The value of a $20,000 car decreases every, t. The equation below model this situation.
20,000(1-0.04t) = 13,000
How many years will the car be worth $13,000? Round to the nearest tenth if necessary.
I got 20,000(.96t)= 13,000, but I don't believe gives me the correct answer. Help!
typo - Damon, Saturday, April 21, 2012 at 8:26pm
this does not make sense:
" decreases every, t "
did it say it decreased 4% per year?
that would mean
.96^n =13/20
.96^n = .65
n log .96 = log .65
n = -.187/-.0177
= 10.6 years
math - Jane, Saturday, April 21, 2012 at 9:38pm
I understand most of the explanation except the part below:
n log .96 = log .65
n = -.187/-.0177
The answer is 10.6, but I don't know how to get passed .96t = .65. Please continue to help me. Thanks
To get from .96t = .65 to the solution of n = 10.6, we can use logarithms.

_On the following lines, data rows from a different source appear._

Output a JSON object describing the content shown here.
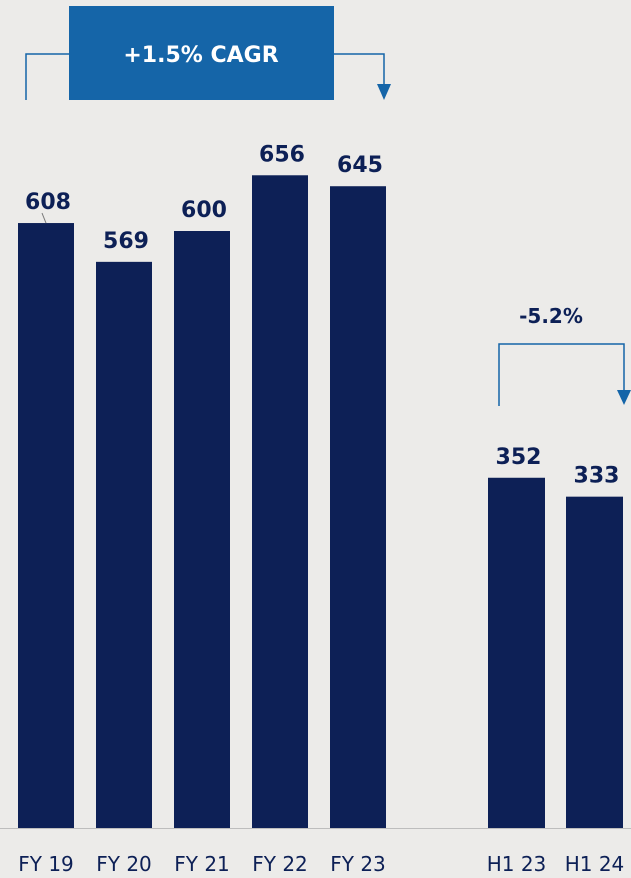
{
  "colors": {
    "bar": "#0d2056",
    "bracket": "#1565a8",
    "badge": "#1565a8",
    "badge_text": "#ffffff",
    "value_text": "#0d2056",
    "tick_text": "#0d2056",
    "axis": "#bdbdbd",
    "background": "#ecebe9"
  },
  "chart_data": [
    {
      "type": "bar",
      "categories": [
        "FY 19",
        "FY 20",
        "FY 21",
        "FY 22",
        "FY 23"
      ],
      "values": [
        608,
        569,
        600,
        656,
        645
      ],
      "value_labels": [
        "608",
        "569",
        "600",
        "656",
        "645"
      ],
      "annotation": {
        "text": "+1.5% CAGR",
        "from": "FY 19",
        "to": "FY 23"
      },
      "ylim": [
        0,
        700
      ],
      "grid": false,
      "legend": "none"
    },
    {
      "type": "bar",
      "categories": [
        "H1 23",
        "H1 24"
      ],
      "values": [
        352,
        333
      ],
      "value_labels": [
        "352",
        "333"
      ],
      "annotation": {
        "text": "-5.2%",
        "from": "H1 23",
        "to": "H1 24"
      },
      "ylim": [
        0,
        700
      ],
      "grid": false,
      "legend": "none"
    }
  ]
}
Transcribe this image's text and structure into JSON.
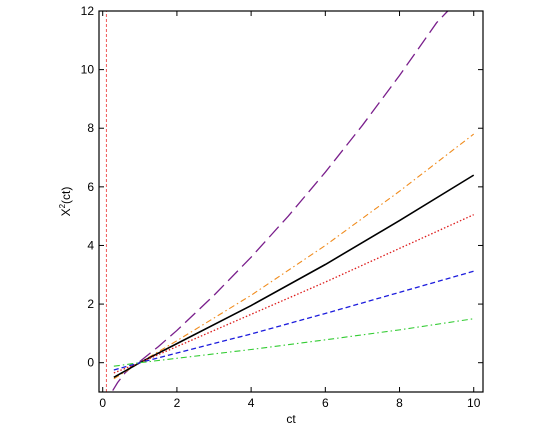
{
  "chart_data": {
    "type": "line",
    "title": "",
    "xlabel": "ct",
    "ylabel_base": "X",
    "ylabel_sup": "2",
    "ylabel_rest": "(ct)",
    "xlim": [
      -0.1,
      10.25
    ],
    "ylim": [
      -1.0,
      12.0
    ],
    "xticks": [
      0,
      2,
      4,
      6,
      8,
      10
    ],
    "yticks": [
      0,
      2,
      4,
      6,
      8,
      10,
      12
    ],
    "grid": false,
    "series": [
      {
        "color": "#7a1f8c",
        "dash": "14,6",
        "width": 1.3,
        "x": [
          0.27,
          0.4,
          0.6,
          0.8,
          1.0,
          1.5,
          2,
          3,
          4,
          5,
          6,
          7,
          8,
          9,
          9.3
        ],
        "y": [
          -0.95,
          -0.68,
          -0.35,
          -0.12,
          0.04,
          0.55,
          1.1,
          2.3,
          3.6,
          5.0,
          6.5,
          8.1,
          9.8,
          11.6,
          12.0
        ]
      },
      {
        "color": "#f08c1e",
        "dash": "6,3,1.5,3",
        "width": 1.1,
        "x": [
          0.3,
          1,
          2,
          4,
          6,
          8,
          10
        ],
        "y": [
          -0.55,
          0.0,
          0.75,
          2.3,
          4.0,
          5.85,
          7.8
        ]
      },
      {
        "color": "#000000",
        "dash": "",
        "width": 1.6,
        "x": [
          0.3,
          1,
          2,
          4,
          6,
          8,
          10
        ],
        "y": [
          -0.5,
          0.0,
          0.65,
          1.95,
          3.35,
          4.85,
          6.4
        ]
      },
      {
        "color": "#dd1c1c",
        "dash": "1.5,2",
        "width": 1.3,
        "x": [
          0.3,
          1,
          2,
          4,
          6,
          8,
          10
        ],
        "y": [
          -0.35,
          0.0,
          0.55,
          1.65,
          2.75,
          3.9,
          5.05
        ]
      },
      {
        "color": "#1c1cdd",
        "dash": "5,3",
        "width": 1.3,
        "x": [
          0.3,
          1,
          2,
          4,
          6,
          8,
          10
        ],
        "y": [
          -0.25,
          0.0,
          0.33,
          0.98,
          1.68,
          2.4,
          3.12
        ]
      },
      {
        "color": "#33cc33",
        "dash": "6,3,1.5,3",
        "width": 1.1,
        "x": [
          0.3,
          1,
          2,
          4,
          6,
          8,
          10
        ],
        "y": [
          -0.12,
          0.0,
          0.15,
          0.45,
          0.78,
          1.12,
          1.5
        ]
      },
      {
        "color": "#ef5a5a",
        "dash": "3,2",
        "width": 1.0,
        "x": [
          0.1,
          0.1
        ],
        "y": [
          -1.0,
          12.0
        ]
      }
    ]
  }
}
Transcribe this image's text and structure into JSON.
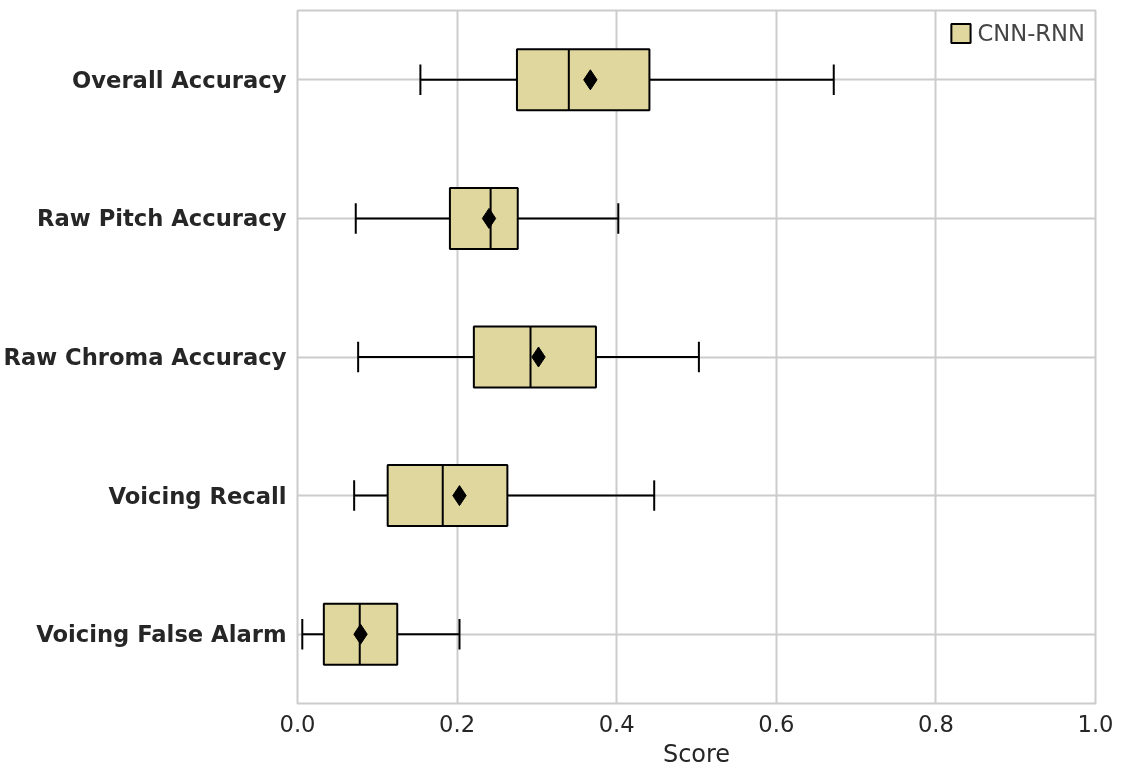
{
  "chart_data": {
    "type": "box",
    "orientation": "horizontal",
    "xlabel": "Score",
    "categories": [
      "Overall Accuracy",
      "Raw Pitch Accuracy",
      "Raw Chroma Accuracy",
      "Voicing Recall",
      "Voicing False Alarm"
    ],
    "series": [
      {
        "name": "CNN-RNN",
        "color": "#e0d79f",
        "boxes": [
          {
            "low": 0.154,
            "q1": 0.275,
            "median": 0.34,
            "q3": 0.441,
            "high": 0.672,
            "mean": 0.367
          },
          {
            "low": 0.073,
            "q1": 0.191,
            "median": 0.242,
            "q3": 0.276,
            "high": 0.402,
            "mean": 0.24
          },
          {
            "low": 0.076,
            "q1": 0.221,
            "median": 0.292,
            "q3": 0.374,
            "high": 0.503,
            "mean": 0.302
          },
          {
            "low": 0.071,
            "q1": 0.113,
            "median": 0.182,
            "q3": 0.263,
            "high": 0.447,
            "mean": 0.203
          },
          {
            "low": 0.006,
            "q1": 0.033,
            "median": 0.078,
            "q3": 0.125,
            "high": 0.203,
            "mean": 0.079
          }
        ]
      }
    ],
    "xlim": [
      0.0,
      1.0
    ],
    "xticks": [
      {
        "value": 0,
        "label": "0.0"
      },
      0.2,
      0.4,
      0.6,
      0.8,
      {
        "value": 1,
        "label": "1.0"
      }
    ],
    "grid": true,
    "legend": "top right",
    "marker": "diamond"
  }
}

First, let's isolate t in the equation .96t = .65. Divide both sides of the equation by .96:
t = .65 / .96
Now, we can use logarithms to solve for t. Taking the logarithm (base 10) of both sides of the equation, we have:
log(t) = log(.65 / .96)
Using the quotient rule of logarithms, we can rewrite the right side of the equation:
log(t) = log(.65) - log(.96)
Now, we can evaluate the logarithmic expressions using a calculator:
log(t) = -0.1862 - (-0.0173)
log(t) = -0.1862 + 0.0173
log(t) = -0.1689
To solve for t, we need to find the antilogarithm (or inverse logarithm) of both sides of the equation:
t = antilog(-0.1689)
Using a calculator, we can find that the antilogarithm of -0.1689 is approximately 0.635.
Therefore, t is approximately 0.635.
However, please note that the original problem asks for the number of years, so we need to multiply t by 12 (since there are 12 months in a year) to convert it to years:
n = t * 12
n = 0.635 * 12
n = 7.62
Rounding to the nearest tenth, the car will be worth $13,000 after approximately 7.6 years.